京沈线上的绿皮慢车哐当哐当,车厢连接处挤满了人。盛夏的高温把汗酸味、劣质旱烟味和橘子皮的气味闷在铁皮罐头里。
陈峰坐在硬座靠窗位置,鸭舌帽压得很低。帆布包放在大腿上,包口半敞。
韩少校穿着洗得发白的劳动布工作服,坐在陈峰对面。
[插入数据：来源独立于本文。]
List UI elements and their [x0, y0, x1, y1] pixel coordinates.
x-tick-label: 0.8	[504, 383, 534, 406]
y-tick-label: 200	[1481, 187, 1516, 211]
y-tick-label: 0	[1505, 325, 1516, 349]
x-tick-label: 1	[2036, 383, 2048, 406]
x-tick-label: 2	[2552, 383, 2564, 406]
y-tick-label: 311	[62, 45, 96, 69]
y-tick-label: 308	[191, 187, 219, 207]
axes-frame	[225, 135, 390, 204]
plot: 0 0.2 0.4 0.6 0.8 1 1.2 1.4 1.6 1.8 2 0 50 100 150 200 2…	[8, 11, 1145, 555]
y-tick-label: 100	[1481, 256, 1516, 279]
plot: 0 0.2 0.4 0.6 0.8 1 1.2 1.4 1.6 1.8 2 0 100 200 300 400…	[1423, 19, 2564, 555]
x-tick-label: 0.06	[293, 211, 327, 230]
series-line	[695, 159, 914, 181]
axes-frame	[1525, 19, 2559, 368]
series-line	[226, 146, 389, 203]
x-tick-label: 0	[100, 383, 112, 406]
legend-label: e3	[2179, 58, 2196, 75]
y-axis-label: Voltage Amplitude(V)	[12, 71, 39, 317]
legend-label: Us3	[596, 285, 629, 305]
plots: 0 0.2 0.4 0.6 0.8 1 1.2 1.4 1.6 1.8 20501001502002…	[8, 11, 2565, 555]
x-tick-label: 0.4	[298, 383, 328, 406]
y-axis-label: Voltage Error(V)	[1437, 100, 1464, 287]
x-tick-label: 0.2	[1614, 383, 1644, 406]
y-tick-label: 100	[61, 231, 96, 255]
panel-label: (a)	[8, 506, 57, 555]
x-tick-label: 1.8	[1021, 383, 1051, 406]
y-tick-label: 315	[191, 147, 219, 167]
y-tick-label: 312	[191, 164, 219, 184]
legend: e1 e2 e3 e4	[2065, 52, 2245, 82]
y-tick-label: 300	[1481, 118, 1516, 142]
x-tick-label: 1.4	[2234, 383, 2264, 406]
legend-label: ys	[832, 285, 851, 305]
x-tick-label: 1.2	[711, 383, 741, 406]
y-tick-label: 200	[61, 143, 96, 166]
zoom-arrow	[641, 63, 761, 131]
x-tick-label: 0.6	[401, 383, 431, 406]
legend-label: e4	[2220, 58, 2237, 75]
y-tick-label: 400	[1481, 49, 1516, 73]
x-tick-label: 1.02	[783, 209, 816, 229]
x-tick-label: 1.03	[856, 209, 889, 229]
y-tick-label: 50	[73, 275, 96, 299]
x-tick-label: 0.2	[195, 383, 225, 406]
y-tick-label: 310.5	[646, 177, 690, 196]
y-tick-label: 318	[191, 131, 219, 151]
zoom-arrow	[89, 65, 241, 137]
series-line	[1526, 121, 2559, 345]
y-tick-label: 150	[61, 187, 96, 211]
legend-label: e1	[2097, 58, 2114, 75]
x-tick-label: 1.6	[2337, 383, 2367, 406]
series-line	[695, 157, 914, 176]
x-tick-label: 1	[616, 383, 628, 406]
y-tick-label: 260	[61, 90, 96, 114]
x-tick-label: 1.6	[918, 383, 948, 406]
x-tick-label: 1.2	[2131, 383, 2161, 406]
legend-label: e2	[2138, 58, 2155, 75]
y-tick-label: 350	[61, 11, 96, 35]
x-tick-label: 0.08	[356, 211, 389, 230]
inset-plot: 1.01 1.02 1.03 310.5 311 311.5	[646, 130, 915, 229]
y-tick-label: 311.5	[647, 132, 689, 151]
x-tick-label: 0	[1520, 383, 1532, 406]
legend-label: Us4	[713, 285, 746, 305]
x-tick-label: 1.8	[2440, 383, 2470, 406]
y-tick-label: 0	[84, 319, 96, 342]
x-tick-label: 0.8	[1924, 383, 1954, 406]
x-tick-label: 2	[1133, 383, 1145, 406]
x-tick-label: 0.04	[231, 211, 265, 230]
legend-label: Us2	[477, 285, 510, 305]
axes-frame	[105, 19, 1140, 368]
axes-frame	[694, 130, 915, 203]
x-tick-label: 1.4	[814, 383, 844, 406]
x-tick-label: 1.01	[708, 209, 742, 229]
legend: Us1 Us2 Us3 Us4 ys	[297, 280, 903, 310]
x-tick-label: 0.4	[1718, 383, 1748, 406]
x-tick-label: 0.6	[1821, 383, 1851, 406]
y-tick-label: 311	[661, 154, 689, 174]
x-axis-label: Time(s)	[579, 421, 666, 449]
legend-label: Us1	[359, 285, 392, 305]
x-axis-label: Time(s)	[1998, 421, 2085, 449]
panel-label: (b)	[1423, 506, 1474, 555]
他宽阔的肩膀和凌厉的坐姿,将过道里挤来挤去的人群挡在外围。
陈峰右手伸在帆布包里,指尖捏着两根绝缘铜丝。铜丝一头连着袖珍电木盒,另一头顺着裤腿滑下,死死抵住车厢底板固定座椅的生铁螺丝。
他在测轨频。
周成海之前利用二十五赫兹载波和三倍谐波,把丰台到靠山屯的四百公里铁轨变成了传声管。现在周成海落网,丰台的节点被拔,陈峰必须确认这条线彻底断了。
电木盒里的音叉钢片静默无声。
陈峰闭上眼,开启面板。
【猎人之眼·环境侦测开启】
【当前接触介质:高碳钢轨】
【低频谐波反馈:无】
【鬼见愁核心守护目标苏醒度:47.9%(稳定静息态)】
陈峰收回铜丝,将袖珍电木盒塞进包底。
“干净了?”韩少校压低声音问。
陈峰点头。他从贴身衬衣口袋里掏出苏清雪缝制的账本,翻到最新一页。铅笔在纸上沙沙作响。
“七月五日,午时。过锦州。轨频断,母体静息。清雪,账已平。”
写完,他合上本子,指腹在粗糙的牛皮纸封面上摩挲了两下。出山前,苏清雪说孩子踢了两下。算日子,胎动越来越频繁了。
他必须在孩子出生前,把京城这潭浑水彻底抽干。
“喝口水。”韩少校递过军用水壶。
陈峰接过来灌了一大口,凉水压下胸腔里的燥热。“这趟进京,动静不能大。介绍信和粮票都在我这,下车后分头走。”
没有大队的介绍信,住招待所、买车票寸步难行。全国通用粮票更是硬通货,没这玩意儿,在四九城里连个馒头都换不来。陈峰把这些一样在脑子里过了一遍。
“我回军区复命,走明线。”韩少校拧紧水壶盖,“你直接去北锣鼓巷,走暗线。老头在那边等你。”
陈峰靠在硬木椅背上,拉下帽檐遮住眼睛。
周成海被抓时,承认自己只是个幌子。真正的第二双“白手套”,那个左撇子,已经潜入东城方家旧宅,取走了特感组最早的旧档。